First, the administration released proposed regulations regarding reenrollment for 2015. As some expected, the regulations confirmed that insurance exchanges would reenroll individuals in their existing plans if enrollees remain eligible for qualified health plans through the exchange and the plan in which they were enrolled remains available for renewal.
The same day, consultants at Avalere Health released an analysis showing that most low-cost plans have proposed sizable rate increases for 2015. In seven of the nine states Avalere analyzed, the lowest-cost “silver” plan would change; in six of the nine states, the second-lowest-cost silver plan would change.
These pricing changes have special importance: Federal insurance subsidies are tied to the price of the second-lowest-cost silver plan. Enrollees in plans with premiums greater than that benchmark stand to pay the full difference in premiums–without additional federal subsidies. The Avalere analysis demonstrates how costly such a decision could be. One hypothetical enrollee in Maryland would see her out-of-pocket premiums rise from $58 per month to $94, a 62 percent increase. In this instance, $32 of the $36 monthly premium increase stems from staying in a plan more costly than Maryland’s benchmark premium.

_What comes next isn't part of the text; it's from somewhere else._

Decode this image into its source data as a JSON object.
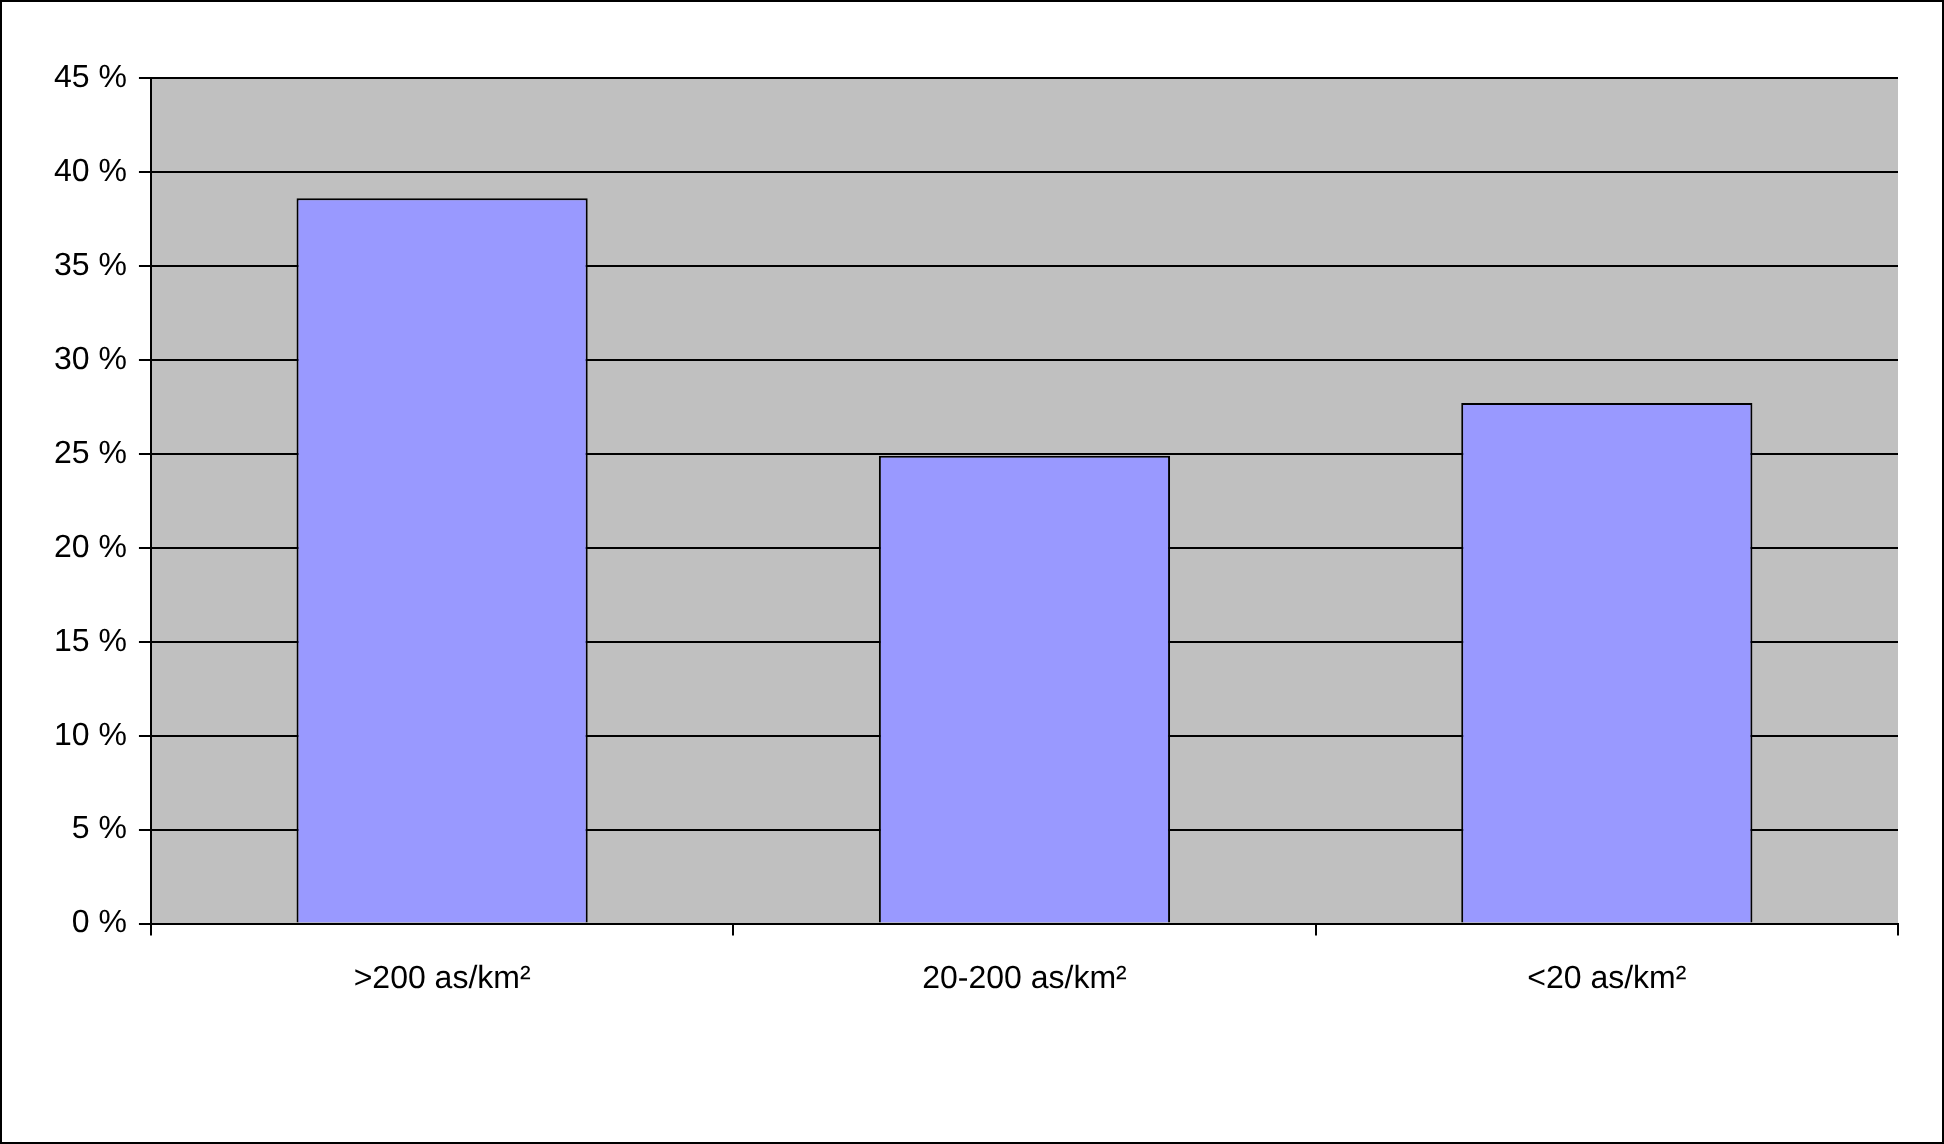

The administration no doubt views auto-enrollment as a way to minimize what even a supporter of the health-care law called the “massive technological challenge” associated with redetermining eligibility. But as The Wall Street Journal reported two weeks ago, the lowest-cost plans for 2014 have recorded some of the highest enrollments this year—and have proposed large increases for 2015. Unless millions of individuals switch plans, they could be in for some nasty spikes in their out-of-pocket premium costs come Jan. 1.